Re: [PATCH v3 2/2] mm,thp: Add experimental config option RO_EXEC_FILEMAP_HUGE_FAULT_THP

[Date Prev][Date Next][Thread Prev][Thread Next][Date Index][Thread Index]

 





On 8/1/19 6:36 AM, Kirill A. Shutemov wrote:

  #ifdef CONFIG_TRANSPARENT_HUGEPAGE
-#define HPAGE_PMD_SHIFT PMD_SHIFT
-#define HPAGE_PMD_SIZE	((1UL) << HPAGE_PMD_SHIFT)
-#define HPAGE_PMD_MASK	(~(HPAGE_PMD_SIZE - 1))
-
-#define HPAGE_PUD_SHIFT PUD_SHIFT
-#define HPAGE_PUD_SIZE	((1UL) << HPAGE_PUD_SHIFT)
-#define HPAGE_PUD_MASK	(~(HPAGE_PUD_SIZE - 1))
+#define HPAGE_PMD_SHIFT		PMD_SHIFT
+#define HPAGE_PMD_SIZE		((1UL) << HPAGE_PMD_SHIFT)
+#define HPAGE_PMD_OFFSET	(HPAGE_PMD_SIZE - 1)
+#define HPAGE_PMD_MASK		(~(HPAGE_PMD_OFFSET))
+
+#define HPAGE_PUD_SHIFT		PUD_SHIFT
+#define HPAGE_PUD_SIZE		((1UL) << HPAGE_PUD_SHIFT)
+#define HPAGE_PUD_OFFSET	(HPAGE_PUD_SIZE - 1)
+#define HPAGE_PUD_MASK		(~(HPAGE_PUD_OFFSET))

OFFSET vs MASK semantics can be confusing without reading the definition.
We don't have anything similar for base page size, right (PAGE_OFFSET is
completely different thing :P)?

I came up with the OFFSET definitions, the MASK definitions already existed
in huge_mm.h, e.g.:

#define HPAGE_PUD_MASK	(~(HPAGE_PUD_SIZE - 1))

Is there different terminology you'd prefer to see me use here to clarify
this?


+#ifdef CONFIG_RO_EXEC_FILEMAP_HUGE_FAULT_THP
+extern vm_fault_t filemap_huge_fault(struct vm_fault *vmf,
+			enum page_entry_size pe_size);
+#endif
+

No need for #ifdef here.

I wanted to avoid referencing an extern that wouldn't exist if the config
option wasn't set; I can remove it.


+
+#ifndef	CONFIG_RO_EXEC_FILEMAP_HUGE_FAULT_THP
  	if (PageSwapBacked(page)) {
  		__mod_node_page_state(page_pgdat(page), NR_SHMEM, -nr);
  		if (PageTransHuge(page))
@@ -206,6 +208,13 @@ static void unaccount_page_cache_page(struct address_space *mapping,
  	} else {
  		VM_BUG_ON_PAGE(PageTransHuge(page), page);
  	}
+#else
+	if (PageSwapBacked(page))
+		__mod_node_page_state(page_pgdat(page), NR_SHMEM, -nr);
+
+	if (PageTransHuge(page))
+		__dec_node_page_state(page, NR_SHMEM_THPS);
+#endif

Again, no need for #ifdef: the new definition should be fine for
everybody.

OK, I can do that; I didn't want to unnecessarily eliminate the
VM_BUG_ON_PAGE(PageTransHuge(page)) call for everyone given this
is CONFIG experimental code.

PageCompound() and PageTransCompound() are the same thing if THP is
enabled at compile time.

PageHuge() check here is looking out of place.
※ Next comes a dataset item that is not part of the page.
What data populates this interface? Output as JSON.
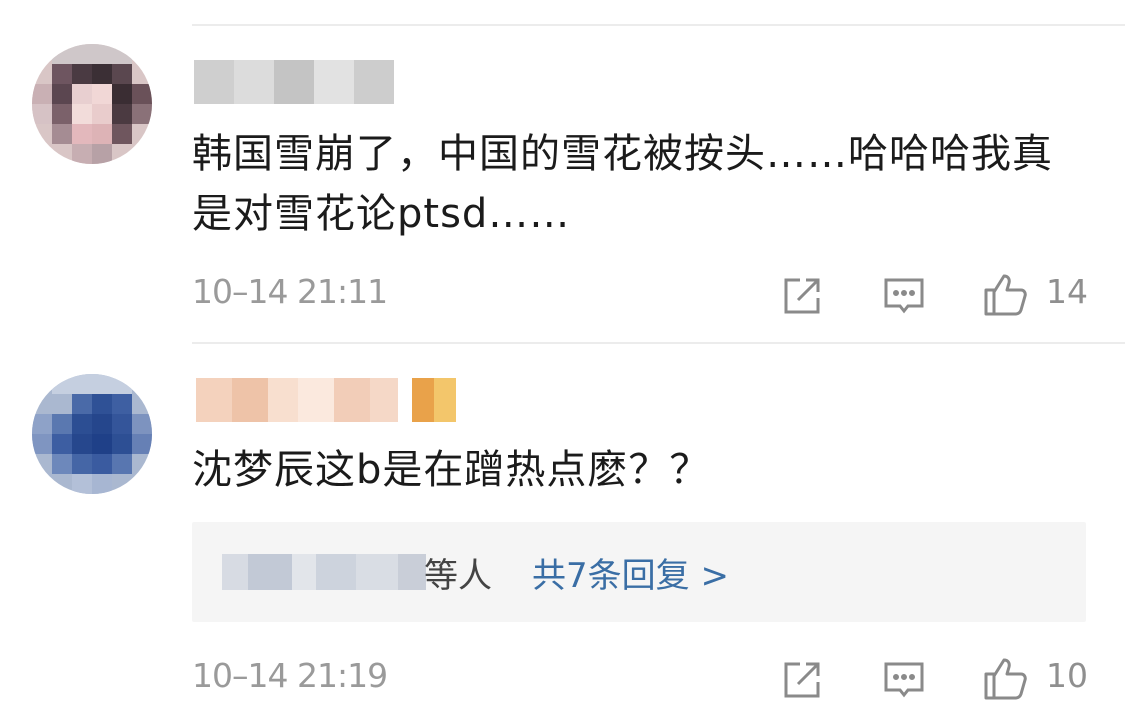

I don't thing we can ever
will see hugetlb pages here.

What I'm trying to do is sanity check that what the cache contains is a THP page. I added the PageHuge() check simply because PageTransCompound() is true for both THP and hugetlbfs pages, and there's no routine that returns true JUST for THP pages; perhaps there should be?

+		 *	+ the enbry is a page page with an order other than

Typo.

Thanks, fixed.


+		 *	  HPAGE_PMD_ORDER

If you see unexpected page order in page cache, something went horribly
wrong, right?

This routine's main function other than validation is to make sure the page cache has not been polluted between when we go out to read the large page and when the page is added to the cache (more on that coming up.) For example, the way I was able to tell readahead() was polluting future possible THP mappings is because after a buffered read I would typically see 52 (the readahead size) PAGESIZE pages for the next 2M range in the page cache.

+		 *	+ the page's index is not what we expect it to be

Same here.

Same rationale.


+		 *	+ the page is not up-to-date
+		 *	+ the page is unlocked

Confused here.

These should never be true, but I wanted to double check for them anyway. I can eliminate the checks if we are satisfied these states can "never" happen for a cached page.


Do you expect caller to lock page before the check? If so, state it in the
comment for the function.

It's my understanding that pages in the page cache should be locked, so I wanted to check for that.

This routine is validating entries we find in the page cache to see whether they are conflicts or valid cached THP pages.

Wow. That's unreadable. Can we rewrite it something like (commenting each
check):

I can definitely break it down into multiple checks; it is a bit dense, thus the comment but you're correct, it will read better if broken down more.


You also need to check that VMA alignment is suitable for huge pages.
See transhuge_vma_suitable().

I don't really care if the start of the VMA is suitable, just whether I can map
the current faulting page with a THP. As far as I know, there's nothing wrong
with mapping all the pages before the VMA hits a properly aligned bound with
PAGESIZE pages and then aligned chunks in the middle with THP.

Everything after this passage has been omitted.